A comprehensive assessment of doctoral programs in the United States ranked departments at Princeton Engineering as among the very best in the nation.

The assessment, performed by the National Research Council, gave high marks – with median scores in the top 10 – to all departments within the School of Engineering and Applied Science that have comparable departments at other institutions.

“I am very pleased with the recognition that these rankings bring to the hard work of our department chairs, faculty, students and also the advisory councils for each department,” said H. Vincent Poor, dean of engineering. “These rankings reflect the special combination of fundamental research, real-world problem solving and the broad interdisciplinary context that we foster at Princeton. It’s a great environment for solving pressing problems and preparing the next generation of leaders for a technology-driven society.”

The assessment did not assign a straight ranking to departments, nor even use a single set of metrics in assessing them. Instead, using two separate methodologies, the assessment indicated a range of ranks for each department.

Two engineering departments, computer science and electrical engineering, were assigned ranks of between 1 and 4 by both methodologies. Civil and environmental engineering was assigned the narrow range of 1 to 2 by one of the methodologies. Chemical engineering (now the Department of Chemical and Biological Engineering) was rated 3-10, while the Department of Mechanical and Aerospace Engineering was ranked 4-11. Princeton’s Department of Operations Research and Financial Engineering has no full peer group in the rankings, as the council considered only “operations research” and research in the Princeton department is more encompassing, with approximately half dedicated to financial engineering.

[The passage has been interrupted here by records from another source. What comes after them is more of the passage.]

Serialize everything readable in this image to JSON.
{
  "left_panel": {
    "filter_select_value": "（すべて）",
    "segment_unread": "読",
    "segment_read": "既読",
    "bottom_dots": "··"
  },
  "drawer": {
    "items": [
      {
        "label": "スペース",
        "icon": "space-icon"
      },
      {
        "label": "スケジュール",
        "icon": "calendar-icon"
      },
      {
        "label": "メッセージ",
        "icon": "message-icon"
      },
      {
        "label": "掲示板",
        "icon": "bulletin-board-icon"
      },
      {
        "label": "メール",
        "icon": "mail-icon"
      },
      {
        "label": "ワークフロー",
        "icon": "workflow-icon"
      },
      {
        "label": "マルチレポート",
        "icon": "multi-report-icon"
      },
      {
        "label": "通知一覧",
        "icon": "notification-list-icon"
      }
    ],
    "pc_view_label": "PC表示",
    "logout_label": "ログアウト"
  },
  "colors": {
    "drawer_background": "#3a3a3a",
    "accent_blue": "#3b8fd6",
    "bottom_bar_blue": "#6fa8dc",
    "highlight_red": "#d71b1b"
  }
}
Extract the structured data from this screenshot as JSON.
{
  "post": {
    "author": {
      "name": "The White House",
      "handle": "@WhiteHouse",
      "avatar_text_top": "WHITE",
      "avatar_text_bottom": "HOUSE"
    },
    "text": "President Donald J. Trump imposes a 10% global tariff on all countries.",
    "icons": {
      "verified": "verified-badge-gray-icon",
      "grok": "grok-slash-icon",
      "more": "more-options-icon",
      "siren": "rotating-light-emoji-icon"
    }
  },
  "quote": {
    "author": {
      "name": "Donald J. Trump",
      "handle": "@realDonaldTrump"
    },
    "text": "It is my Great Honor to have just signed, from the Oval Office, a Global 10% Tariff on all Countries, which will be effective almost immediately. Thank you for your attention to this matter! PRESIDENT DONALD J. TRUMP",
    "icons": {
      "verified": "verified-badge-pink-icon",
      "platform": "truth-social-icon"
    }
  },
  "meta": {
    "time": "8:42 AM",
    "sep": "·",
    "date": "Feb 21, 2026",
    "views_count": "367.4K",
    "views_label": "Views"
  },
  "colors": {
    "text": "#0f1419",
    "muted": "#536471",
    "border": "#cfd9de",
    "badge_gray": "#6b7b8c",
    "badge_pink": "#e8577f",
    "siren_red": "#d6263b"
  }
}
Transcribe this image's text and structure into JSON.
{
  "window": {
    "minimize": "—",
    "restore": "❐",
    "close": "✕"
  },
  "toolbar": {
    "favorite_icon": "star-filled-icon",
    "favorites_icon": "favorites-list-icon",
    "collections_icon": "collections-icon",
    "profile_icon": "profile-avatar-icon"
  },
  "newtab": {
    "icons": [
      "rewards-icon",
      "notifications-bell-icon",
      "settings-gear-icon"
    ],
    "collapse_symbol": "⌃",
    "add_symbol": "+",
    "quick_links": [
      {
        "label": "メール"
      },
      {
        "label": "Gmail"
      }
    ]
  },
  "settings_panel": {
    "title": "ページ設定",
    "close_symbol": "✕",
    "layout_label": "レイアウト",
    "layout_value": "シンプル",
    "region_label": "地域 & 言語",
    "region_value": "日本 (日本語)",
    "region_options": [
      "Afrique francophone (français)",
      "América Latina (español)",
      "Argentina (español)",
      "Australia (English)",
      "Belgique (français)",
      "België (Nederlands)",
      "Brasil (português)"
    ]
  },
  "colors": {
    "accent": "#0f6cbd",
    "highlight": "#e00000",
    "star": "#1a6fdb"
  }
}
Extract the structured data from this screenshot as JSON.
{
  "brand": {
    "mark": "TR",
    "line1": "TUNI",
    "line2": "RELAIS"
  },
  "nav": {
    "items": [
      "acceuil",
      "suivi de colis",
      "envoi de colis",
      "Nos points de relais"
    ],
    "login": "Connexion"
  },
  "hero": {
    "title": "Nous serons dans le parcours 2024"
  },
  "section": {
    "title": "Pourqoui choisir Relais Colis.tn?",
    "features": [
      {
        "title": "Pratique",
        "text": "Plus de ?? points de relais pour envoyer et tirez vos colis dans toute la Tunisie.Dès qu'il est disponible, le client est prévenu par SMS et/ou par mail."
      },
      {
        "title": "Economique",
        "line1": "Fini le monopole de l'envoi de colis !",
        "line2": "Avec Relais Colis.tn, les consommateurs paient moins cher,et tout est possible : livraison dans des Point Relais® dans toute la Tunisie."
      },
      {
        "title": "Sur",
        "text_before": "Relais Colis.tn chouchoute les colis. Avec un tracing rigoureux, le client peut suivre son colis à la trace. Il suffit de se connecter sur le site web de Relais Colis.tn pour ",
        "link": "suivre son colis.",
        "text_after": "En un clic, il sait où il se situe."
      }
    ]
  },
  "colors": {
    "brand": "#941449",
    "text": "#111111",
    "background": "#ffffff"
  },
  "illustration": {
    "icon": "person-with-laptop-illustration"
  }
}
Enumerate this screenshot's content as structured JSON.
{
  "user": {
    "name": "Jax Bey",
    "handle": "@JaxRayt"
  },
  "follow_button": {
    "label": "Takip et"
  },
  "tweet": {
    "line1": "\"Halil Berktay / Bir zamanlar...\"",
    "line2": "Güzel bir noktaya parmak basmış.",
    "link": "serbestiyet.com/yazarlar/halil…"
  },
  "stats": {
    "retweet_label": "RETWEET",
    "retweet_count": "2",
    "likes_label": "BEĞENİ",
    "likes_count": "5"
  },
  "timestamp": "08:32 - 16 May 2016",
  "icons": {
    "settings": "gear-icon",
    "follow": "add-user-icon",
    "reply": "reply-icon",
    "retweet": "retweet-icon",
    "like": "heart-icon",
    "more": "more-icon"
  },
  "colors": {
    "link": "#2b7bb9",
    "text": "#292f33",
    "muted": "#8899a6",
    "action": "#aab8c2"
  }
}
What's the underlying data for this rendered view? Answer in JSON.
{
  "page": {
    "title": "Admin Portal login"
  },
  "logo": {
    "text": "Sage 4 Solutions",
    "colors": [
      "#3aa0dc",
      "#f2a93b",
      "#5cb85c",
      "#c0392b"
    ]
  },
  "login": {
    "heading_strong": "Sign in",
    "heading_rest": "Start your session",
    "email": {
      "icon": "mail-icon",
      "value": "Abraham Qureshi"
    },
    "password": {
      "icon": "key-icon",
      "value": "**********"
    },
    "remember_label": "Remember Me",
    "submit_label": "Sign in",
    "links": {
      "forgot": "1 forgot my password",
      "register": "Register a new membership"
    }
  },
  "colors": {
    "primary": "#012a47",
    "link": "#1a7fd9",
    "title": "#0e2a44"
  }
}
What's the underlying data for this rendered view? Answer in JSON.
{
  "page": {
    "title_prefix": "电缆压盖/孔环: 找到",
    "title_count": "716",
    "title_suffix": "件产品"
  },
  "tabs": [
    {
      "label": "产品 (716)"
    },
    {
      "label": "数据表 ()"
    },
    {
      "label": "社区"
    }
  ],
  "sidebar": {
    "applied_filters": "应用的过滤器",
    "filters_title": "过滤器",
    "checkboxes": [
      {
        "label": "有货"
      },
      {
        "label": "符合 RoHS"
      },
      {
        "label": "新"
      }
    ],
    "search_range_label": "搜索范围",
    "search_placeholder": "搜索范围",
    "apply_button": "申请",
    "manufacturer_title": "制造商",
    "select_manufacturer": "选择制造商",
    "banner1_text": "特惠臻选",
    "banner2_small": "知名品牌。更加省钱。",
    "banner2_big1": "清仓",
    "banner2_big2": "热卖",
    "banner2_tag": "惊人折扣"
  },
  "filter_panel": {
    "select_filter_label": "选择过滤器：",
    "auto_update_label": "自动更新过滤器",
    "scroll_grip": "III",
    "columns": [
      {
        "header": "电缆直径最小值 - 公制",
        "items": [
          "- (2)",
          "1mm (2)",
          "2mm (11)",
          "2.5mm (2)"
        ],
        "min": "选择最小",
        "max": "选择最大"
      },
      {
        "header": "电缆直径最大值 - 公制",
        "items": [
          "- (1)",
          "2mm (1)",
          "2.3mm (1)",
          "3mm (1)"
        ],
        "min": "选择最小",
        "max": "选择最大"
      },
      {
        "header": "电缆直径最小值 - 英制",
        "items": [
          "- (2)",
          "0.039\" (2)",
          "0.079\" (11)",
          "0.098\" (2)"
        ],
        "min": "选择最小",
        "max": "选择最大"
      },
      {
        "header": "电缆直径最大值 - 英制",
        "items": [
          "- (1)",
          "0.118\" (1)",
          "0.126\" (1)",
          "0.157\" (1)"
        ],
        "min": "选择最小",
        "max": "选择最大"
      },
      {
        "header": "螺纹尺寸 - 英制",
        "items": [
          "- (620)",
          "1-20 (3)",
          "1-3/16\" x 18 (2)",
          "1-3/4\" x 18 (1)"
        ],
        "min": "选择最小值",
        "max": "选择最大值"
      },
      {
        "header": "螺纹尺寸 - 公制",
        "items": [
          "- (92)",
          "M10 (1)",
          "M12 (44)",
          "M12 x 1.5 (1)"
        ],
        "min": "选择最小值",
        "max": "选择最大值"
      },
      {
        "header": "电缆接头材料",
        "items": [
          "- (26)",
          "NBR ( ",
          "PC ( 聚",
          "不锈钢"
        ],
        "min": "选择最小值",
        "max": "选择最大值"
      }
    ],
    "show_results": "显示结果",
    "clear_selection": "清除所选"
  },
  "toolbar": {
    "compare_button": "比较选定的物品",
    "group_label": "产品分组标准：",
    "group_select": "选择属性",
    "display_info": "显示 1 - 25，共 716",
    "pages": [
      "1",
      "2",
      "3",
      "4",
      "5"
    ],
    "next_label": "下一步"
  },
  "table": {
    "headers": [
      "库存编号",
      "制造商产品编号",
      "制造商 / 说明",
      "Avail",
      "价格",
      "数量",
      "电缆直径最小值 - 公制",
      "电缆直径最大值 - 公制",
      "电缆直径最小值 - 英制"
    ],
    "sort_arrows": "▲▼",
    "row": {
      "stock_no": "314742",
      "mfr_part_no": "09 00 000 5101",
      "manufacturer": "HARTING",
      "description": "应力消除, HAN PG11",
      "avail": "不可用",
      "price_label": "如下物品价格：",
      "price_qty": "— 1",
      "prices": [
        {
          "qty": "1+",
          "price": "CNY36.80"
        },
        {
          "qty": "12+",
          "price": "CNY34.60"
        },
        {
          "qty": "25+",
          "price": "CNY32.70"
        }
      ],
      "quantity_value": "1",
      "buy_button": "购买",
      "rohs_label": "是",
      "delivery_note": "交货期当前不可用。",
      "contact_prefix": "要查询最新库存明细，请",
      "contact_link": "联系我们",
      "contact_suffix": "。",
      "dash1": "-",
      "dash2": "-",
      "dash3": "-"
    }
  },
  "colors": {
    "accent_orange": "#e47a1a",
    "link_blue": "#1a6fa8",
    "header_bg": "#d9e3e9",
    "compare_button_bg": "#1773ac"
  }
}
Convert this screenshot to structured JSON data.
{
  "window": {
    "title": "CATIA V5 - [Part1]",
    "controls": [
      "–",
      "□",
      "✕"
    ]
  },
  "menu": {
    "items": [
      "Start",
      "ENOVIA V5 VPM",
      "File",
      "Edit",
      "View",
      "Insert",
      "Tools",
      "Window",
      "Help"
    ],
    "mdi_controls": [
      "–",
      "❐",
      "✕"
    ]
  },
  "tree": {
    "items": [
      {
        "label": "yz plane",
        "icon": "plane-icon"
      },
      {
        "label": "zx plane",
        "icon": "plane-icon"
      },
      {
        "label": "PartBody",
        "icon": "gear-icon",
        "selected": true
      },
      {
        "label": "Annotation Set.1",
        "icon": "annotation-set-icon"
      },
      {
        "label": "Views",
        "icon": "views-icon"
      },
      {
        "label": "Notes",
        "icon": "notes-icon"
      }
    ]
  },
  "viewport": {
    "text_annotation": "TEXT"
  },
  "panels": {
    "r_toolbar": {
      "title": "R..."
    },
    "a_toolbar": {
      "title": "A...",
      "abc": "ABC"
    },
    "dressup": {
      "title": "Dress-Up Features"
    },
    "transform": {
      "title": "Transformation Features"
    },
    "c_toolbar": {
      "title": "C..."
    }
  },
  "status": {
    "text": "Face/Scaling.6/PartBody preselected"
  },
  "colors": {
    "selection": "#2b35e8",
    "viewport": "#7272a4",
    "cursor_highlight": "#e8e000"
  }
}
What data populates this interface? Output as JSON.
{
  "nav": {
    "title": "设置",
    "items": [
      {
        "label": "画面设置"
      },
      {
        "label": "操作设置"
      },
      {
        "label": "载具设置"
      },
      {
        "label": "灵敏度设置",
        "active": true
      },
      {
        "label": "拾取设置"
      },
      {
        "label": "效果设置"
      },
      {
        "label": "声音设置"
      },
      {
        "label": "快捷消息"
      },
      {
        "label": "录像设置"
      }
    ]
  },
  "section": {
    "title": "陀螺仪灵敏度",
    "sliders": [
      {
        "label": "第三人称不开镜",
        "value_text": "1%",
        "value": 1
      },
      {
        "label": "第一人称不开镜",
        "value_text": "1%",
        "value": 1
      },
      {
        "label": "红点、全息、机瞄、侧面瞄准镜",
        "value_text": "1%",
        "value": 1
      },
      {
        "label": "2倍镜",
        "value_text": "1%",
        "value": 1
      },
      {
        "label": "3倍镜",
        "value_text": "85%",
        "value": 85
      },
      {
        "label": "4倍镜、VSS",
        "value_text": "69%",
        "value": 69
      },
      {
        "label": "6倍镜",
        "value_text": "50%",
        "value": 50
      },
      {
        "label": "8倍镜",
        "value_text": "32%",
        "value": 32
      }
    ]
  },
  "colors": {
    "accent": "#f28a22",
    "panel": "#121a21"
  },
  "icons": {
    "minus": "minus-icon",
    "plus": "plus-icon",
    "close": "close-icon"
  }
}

The National Research Council based its results on 2005-2006 data that came from a 20-point survey of schools. The council presented two sets of results that weighted the importance of each category of survey data (such as publications per faculty member or percentage of fellowships for first-year students) in different ways. One set of results, the S-rankings, weighted the relative importance of each metric according a survey of opinions of faculty in each discipline – for example, whether faculty in that discipline regard citations or research grants as more important. The other set, the R-rankings, were based on a multi-step process in which faculty members were asked to rank a representative number of peer departments and then those rankings were used in a regression analysis to assign weights to the 20 measures, which were in turn used to rank the departments.

According to the National Research Council, the S-ranking tended to place more weight on “characteristics related to faculty research activity, such as per capita publications or the percentage of faculty with grants.” The R-ranking also accounted for those characteristics, but “program size (measured by numbers of Ph.D.s produced by the program averaged over five years) was frequently the characteristic with the largest weight in determining these rankings,” the National Research Council explained.

At Princeton Engineering, which has smaller departments that focus on high-impact research and mentoring students, departments tend to rank higher under the S-ranking.

The results for Princeton Engineering are consistent with the broader assessment of graduate education at Princeton University. The University reported that 21 of 35 evaluated programs at Princeton received S-ranking ranges between 1 and 10.